If you have limited access to the world, live on a farm and eat your own produce you might not need to bother with this thing called a credit score. You may need to right your own article or book to help others reach this heighten awareness. However, if you are like the mass majority, having a good credit score makes life a little easier.
Putting it in Perspective
A great credit score won’t improve your marriage, mend a broken heart or replace a good friend. However, living in the credit based United States, having a good score will help you get a better interest rate on your car insurance, help you land a dream job that you ARE qualified for and allow you to be approved for that condo that you’ve always wanted. A good credit score will also give you financial backing if you should ever need it.
How to Improve Your Credit Score
It may be easier to ensure that your score don’t drop than it is to improve it. With that being said, the actions that you take for this point forward will determine if you will improve your credit score or not. Many of these actions are obvious to most but still bare reinforcing.
- First, know that the worse credit score can be improved. Don’t take a defeatist attitude because that won’t help you or your score.
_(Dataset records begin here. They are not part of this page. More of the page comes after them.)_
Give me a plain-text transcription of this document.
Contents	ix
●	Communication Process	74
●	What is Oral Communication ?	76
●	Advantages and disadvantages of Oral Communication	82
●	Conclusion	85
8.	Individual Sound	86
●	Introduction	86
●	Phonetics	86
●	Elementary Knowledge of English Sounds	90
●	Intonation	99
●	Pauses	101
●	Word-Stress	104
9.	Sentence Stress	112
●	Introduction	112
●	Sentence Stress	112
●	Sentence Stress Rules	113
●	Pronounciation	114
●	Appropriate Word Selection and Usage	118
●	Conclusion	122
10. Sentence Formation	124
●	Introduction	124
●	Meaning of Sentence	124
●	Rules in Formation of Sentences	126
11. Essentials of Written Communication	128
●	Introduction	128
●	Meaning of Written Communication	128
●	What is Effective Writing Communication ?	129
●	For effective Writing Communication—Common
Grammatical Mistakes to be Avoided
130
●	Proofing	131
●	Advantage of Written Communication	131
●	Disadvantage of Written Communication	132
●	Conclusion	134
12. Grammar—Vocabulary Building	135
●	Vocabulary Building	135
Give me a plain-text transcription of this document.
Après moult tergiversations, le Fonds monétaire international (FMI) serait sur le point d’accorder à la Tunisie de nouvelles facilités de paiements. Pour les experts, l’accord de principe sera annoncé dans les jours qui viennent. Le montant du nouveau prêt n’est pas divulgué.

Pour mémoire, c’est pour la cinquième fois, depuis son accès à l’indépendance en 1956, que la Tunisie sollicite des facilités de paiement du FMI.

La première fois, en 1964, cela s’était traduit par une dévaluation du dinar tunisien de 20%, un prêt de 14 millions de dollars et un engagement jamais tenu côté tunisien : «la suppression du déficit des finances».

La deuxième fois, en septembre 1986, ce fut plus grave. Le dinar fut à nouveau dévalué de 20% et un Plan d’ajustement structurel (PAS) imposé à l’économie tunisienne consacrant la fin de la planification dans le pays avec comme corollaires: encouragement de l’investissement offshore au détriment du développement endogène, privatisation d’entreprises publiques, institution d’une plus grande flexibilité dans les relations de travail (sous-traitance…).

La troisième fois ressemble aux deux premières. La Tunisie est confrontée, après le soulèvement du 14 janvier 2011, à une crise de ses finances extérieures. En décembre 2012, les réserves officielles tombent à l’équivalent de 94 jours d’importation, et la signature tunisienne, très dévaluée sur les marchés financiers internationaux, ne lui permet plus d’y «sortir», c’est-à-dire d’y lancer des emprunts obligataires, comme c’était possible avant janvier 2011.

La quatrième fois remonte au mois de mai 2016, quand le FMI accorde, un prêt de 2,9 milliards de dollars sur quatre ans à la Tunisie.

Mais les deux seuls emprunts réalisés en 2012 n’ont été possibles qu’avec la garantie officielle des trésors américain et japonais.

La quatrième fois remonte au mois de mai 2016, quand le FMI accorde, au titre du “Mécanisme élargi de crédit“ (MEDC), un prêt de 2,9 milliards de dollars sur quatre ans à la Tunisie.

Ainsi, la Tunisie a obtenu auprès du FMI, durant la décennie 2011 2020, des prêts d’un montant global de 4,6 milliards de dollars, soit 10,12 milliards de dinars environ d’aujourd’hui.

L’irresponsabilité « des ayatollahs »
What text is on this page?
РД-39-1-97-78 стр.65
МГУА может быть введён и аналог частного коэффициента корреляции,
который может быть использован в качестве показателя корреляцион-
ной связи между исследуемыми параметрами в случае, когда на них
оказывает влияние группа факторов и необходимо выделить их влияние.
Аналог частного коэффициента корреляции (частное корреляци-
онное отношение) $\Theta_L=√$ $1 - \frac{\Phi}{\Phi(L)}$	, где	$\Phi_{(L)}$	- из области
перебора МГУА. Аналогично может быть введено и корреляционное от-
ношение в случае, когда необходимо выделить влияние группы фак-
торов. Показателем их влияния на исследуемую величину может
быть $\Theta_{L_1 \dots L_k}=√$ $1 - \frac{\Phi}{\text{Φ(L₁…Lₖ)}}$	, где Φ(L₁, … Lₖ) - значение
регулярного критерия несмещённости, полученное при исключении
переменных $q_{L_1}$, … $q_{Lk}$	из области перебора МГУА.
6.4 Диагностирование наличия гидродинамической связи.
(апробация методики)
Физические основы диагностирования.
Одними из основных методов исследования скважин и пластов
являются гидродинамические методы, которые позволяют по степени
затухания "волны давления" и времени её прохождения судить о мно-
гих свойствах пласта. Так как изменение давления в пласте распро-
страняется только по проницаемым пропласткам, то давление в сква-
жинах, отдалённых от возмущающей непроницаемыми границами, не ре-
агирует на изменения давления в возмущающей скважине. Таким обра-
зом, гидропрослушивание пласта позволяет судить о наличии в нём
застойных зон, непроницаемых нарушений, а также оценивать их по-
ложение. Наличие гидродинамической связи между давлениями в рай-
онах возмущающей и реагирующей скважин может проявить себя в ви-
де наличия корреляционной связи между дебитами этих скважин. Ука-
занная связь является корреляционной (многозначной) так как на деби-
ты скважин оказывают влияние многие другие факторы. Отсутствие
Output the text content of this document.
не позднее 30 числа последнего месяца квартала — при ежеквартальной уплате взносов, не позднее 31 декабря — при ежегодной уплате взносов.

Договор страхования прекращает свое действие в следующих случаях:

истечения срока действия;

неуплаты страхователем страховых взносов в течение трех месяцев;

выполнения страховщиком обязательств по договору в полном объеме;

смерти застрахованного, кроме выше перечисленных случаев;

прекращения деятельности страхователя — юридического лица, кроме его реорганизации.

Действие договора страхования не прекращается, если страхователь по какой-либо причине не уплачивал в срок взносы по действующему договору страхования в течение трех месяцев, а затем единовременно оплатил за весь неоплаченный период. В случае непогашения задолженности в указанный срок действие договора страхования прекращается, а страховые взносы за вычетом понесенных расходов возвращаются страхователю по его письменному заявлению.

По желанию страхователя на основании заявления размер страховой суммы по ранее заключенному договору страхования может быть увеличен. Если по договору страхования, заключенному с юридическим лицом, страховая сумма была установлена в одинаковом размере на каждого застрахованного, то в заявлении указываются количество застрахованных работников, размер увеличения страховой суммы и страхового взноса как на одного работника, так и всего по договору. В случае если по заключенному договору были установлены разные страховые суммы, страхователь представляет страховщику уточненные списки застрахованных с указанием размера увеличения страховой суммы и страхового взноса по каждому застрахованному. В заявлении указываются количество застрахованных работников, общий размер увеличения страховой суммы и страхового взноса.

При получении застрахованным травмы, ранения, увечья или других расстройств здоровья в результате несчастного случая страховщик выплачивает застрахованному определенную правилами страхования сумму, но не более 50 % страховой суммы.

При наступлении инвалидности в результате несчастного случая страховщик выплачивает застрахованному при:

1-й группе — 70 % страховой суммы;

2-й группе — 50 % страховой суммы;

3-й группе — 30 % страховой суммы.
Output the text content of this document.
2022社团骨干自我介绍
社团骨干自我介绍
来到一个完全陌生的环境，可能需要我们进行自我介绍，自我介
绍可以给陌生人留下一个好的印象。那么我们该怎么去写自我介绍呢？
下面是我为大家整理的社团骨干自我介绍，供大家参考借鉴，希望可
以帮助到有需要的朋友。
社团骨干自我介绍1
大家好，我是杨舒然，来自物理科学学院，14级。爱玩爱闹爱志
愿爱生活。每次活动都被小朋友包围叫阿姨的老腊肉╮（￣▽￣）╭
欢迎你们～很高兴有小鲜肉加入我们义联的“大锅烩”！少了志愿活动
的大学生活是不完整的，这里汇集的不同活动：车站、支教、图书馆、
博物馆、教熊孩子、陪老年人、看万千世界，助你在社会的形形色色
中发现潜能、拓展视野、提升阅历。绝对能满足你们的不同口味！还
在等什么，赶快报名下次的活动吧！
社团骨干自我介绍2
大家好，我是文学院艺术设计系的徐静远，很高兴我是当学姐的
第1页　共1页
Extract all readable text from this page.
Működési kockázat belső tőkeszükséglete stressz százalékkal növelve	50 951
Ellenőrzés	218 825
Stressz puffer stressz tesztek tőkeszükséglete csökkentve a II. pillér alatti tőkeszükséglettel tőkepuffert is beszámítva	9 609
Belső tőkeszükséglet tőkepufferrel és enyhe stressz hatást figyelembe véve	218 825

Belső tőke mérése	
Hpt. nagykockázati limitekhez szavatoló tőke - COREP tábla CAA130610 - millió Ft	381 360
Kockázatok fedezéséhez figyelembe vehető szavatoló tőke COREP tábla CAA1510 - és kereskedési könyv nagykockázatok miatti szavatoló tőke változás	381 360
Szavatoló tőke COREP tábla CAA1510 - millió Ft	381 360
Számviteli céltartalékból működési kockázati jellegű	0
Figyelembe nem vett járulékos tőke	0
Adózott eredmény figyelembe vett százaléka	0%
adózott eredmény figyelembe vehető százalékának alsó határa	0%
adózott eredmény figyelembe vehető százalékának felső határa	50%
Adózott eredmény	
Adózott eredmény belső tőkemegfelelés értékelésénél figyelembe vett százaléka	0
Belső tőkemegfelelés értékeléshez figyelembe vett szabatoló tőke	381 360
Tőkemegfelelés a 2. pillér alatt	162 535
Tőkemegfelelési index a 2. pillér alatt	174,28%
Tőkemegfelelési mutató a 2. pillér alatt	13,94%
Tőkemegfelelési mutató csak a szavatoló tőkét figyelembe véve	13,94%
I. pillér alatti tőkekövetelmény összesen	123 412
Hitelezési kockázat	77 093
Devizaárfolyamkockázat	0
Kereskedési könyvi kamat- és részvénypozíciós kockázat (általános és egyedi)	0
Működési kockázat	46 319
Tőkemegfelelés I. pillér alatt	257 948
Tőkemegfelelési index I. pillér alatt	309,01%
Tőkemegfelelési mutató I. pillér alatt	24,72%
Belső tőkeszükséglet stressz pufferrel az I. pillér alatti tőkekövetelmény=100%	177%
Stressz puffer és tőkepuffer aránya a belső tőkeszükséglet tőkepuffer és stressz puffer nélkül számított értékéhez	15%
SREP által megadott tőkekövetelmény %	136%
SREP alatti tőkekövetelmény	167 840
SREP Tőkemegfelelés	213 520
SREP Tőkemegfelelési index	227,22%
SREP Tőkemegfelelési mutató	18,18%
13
- Secondly, request a duplicate of your credit report from the reporting agencies—Trans Union, Equifax, and Experian. You are entitled by law to a free report every year. If you were recently denied credit, you can also request a free credit report from the reporting agency.
- Check for any errors on your report and dispute them in writing. Send a copy of the credit report to the reporting agency with the error(s) highlighted. Check back with a phone call in about three weeks to check the status of your dispute and any actions taken.
- Make up with your creditors. Communication is critical because they can’t help if they don’t know what the problem is. Ask for a payment arrangement that you can stick to and keep it. This will stop them from reporting you as delinquent and brings your accounts current.
- Your payment history weighs heavily on your credit score (35%) so make it a priority to pay your bills on time every month.
- How much debt owed is 30% of your score. So, pay down those debts as soon as possible. You want to have less debt owed. Don’t be so quick to open up new accounts this works against your credit score.
- Work with the credit you already have. How long you’ve had your open accounts looks more favorable than paying them off and closing them. So pay off the oldest ones and keep them open.
- Know that even though you have paid off a bad debt it still stays on your credit report for seven years—however, it does show as paid.
Let’s face it, rejection of any kind hurts. Being turned down for employment stings even more. You can take the necessary steps to improve your score and your confidence. Don’t beat yourself up. Get back on that horse. Learn as much as you can. When it comes to your credit report and credit score, become an expert. It may take a little more effort in the beginning but it will get easier and it will be worth it.